13. Corrado Alvaro, ITINERARIO ITALIANO, Bompiani, Milano, 1995
Gli Etrushi e la civiltà popolare
Lo scoprimento del Colle Capitolino ha messo a nudo la roccia dalla parte settentrionale; di lassù, da un giardinetto pubblico, si può guardare lo strapiombo, e quella storia della nostra terza elementare, dei lunghi assedi e della Rupe Tarpea, è vera verissima: torna, a guardarvi, quella nostra prima fantasia intatta, con le domande sorprese che avremmo fatte allora. Ecco restituita agli uomini una grande favola. Ai piedi della rocca crescono i cipressi e il verde. A guardare dal Teatro Marcello, vengono a mente altre alture come questa, una roccia di questa stessa natura, questo stesso senso; i luoghi delle città etrusche; è un angolo, alla fine, che attesta del primo nucleo di Roma, proprio quello di cui Roma si volle disfare fin nella tradizione: un angolo etrusco. Ce li possiamo figurare. Direi anzi che una stretta
parentela lega la provincia italiana del Centro con il senso della vita
etrusca, la quale doveva essere piuttosto una forma di vita e una mentalità che
una civiltà. Tutta la letteratura che sa di popolo, da Bologna a Roma, ha
sapore di Etruria, la sua stessa licenza e la sua giocosità; è, accanto alle
civiltà perfette, il limite della civiltà terriera e popolare, l’espressione
cui si può riportare molta vita dell’Italia centrale, specie popolare. E non è
detto che anche questo non fosse un vertice. L’Etruria è il paesanismo italiano
arrivato a una espressione perfetta; è la minuta civiltà popolare nella grande
civiltà nazionale. Facevano tombe al modo degli Egizi, ma senza l’aspirazione
delle piramidi che implica una civiltà inumana, bensì come case sotto
monticelli di terra, nella pietra; avevano i loro dii come i Greci, ma
traducevano i temi della Grecia sulla creta; la loro vita risuona di anfore e
vasi di terracotta come tutta la vita popolare italiana. Una civiltà di
provincia, buona per vivere fino a che si è in vita, e per non lasciare nella
storia altro attestato che di una operosità giunta al culmine delle aspirazioni
nient’altro che umane. Ed ecco che in un paesaggio tanto tranquillo e remoto,
fra uomini così ragionevoli, nascevano le aspirazioni di Roma al divino.

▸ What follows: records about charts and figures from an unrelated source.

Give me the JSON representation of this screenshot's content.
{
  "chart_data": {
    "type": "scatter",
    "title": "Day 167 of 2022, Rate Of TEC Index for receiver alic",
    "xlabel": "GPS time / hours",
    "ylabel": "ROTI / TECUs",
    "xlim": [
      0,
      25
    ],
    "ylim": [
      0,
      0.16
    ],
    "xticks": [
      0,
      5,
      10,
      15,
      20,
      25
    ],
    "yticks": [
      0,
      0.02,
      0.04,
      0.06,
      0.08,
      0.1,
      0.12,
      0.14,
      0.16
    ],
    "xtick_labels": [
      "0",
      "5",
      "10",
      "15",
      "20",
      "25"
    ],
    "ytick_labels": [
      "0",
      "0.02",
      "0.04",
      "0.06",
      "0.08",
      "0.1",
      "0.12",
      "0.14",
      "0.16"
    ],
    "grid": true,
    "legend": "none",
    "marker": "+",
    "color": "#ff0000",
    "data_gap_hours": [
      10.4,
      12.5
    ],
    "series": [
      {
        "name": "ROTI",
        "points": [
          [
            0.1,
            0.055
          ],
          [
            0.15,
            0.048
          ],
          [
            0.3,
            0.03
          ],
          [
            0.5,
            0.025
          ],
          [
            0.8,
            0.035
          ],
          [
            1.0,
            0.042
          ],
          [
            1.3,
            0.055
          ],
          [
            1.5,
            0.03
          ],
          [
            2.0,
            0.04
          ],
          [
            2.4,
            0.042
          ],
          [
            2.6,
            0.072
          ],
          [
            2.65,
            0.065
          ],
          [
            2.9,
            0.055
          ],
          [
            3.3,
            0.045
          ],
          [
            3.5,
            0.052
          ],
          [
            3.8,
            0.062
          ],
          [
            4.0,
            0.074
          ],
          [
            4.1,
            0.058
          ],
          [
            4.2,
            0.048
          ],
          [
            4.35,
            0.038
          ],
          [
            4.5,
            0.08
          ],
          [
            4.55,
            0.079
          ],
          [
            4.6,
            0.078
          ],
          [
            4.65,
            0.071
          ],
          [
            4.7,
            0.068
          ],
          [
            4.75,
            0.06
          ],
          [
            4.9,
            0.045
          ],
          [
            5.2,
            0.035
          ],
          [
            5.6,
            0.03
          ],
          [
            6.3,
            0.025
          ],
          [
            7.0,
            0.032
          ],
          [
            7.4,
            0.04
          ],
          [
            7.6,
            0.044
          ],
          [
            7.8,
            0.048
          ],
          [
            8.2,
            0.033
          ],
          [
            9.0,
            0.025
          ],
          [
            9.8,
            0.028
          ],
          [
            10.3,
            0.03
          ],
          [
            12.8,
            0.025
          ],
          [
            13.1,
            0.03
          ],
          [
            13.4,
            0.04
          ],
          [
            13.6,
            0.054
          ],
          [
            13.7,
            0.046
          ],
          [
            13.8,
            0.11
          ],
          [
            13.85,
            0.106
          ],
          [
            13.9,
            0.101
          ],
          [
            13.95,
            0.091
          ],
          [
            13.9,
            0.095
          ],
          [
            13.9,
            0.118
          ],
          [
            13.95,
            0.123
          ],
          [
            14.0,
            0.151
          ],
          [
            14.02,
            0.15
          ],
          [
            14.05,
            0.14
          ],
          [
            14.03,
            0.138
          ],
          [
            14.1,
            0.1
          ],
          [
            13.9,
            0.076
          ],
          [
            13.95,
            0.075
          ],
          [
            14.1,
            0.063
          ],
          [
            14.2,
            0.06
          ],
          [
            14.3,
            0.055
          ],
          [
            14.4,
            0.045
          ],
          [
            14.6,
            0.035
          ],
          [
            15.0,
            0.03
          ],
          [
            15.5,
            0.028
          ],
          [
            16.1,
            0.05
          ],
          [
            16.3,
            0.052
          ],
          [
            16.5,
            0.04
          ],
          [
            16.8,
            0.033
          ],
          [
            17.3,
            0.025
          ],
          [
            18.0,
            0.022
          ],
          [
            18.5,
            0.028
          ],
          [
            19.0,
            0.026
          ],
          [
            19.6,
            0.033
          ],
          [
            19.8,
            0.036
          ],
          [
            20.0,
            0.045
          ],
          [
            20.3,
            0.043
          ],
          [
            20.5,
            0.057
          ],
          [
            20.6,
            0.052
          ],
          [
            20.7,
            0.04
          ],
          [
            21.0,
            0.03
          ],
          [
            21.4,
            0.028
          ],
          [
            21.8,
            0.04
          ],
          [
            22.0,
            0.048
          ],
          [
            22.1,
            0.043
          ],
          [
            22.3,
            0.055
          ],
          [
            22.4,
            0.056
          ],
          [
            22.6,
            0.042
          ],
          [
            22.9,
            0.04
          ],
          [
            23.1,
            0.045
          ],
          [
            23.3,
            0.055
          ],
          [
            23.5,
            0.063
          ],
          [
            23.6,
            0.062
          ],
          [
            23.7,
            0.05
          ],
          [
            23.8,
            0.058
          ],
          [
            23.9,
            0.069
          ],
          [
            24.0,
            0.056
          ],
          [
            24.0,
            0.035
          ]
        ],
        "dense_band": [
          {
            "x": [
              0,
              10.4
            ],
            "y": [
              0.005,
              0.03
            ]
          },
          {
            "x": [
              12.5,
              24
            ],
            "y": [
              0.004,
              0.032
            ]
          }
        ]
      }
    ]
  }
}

L’Etruria morì coi suoi ultimi uomini ventruti, coricati sulle tombe in una
rassegnazione e pienezza buddistica, uomo e donna sotto lo stesso lenzuolo, a
sorridere, levati sul cubito, della fine; avevano avuto i loro dii magri e
sottili, un Marte succinto con un elmo troppo grande e quasi infantile, le sue
scalze dee in atto di modeste passanti; aveva empito di favole licenziose
l’antichità per la carnalità delle sue donne. Sembra di leggere Boccaccio.
Rimase una eredità, ai Latini, etrusca: l’assenza di favole e di miti troppo
grevi nella loro storia; i miti e i simboli nella storia dei popoli antichi
segnano troppo limitatamente la loro strada e impegnano l’avvenire. Veio è alle porte di Roma, e a vederne il luogo si capisce
che guerra dovette essere la sua con Roma, da castello a castello, da famiglia
a famiglia, da tribù a tribù. A un certo punto della campagna, a settentrione,
sulla via di Bracciano, una strada si sprofonda umida per una valle, rasenta un
fortilizio medievale e un villaggio; sembra una via segreta come il meato
attraverso cui gli antichi immaginavano l’ingresso nel mondo dei morti. Forse
le vie degl’Inferi erano quelle dei paesi morti. Un mulino scroscia nella valle
presso una chiusa e, come nei vecchi stucchi romani, l’albero, la casa rustica,
il campo, hanno uno stile fuori del tempo, quello stile popolare che spesso è
tutt’uno con lo stile arcaico, riconoscibile in tutti i paesi, nella letteratura
come nella pittura antica. Fuori del mulino sono pochi uomini, i bovi che
aspettano il carico; l’acqua scivola sotto una passerella di legno, e cade
nella valle: ha una vita di migliaia di anni, si direbbe che parli una lingua.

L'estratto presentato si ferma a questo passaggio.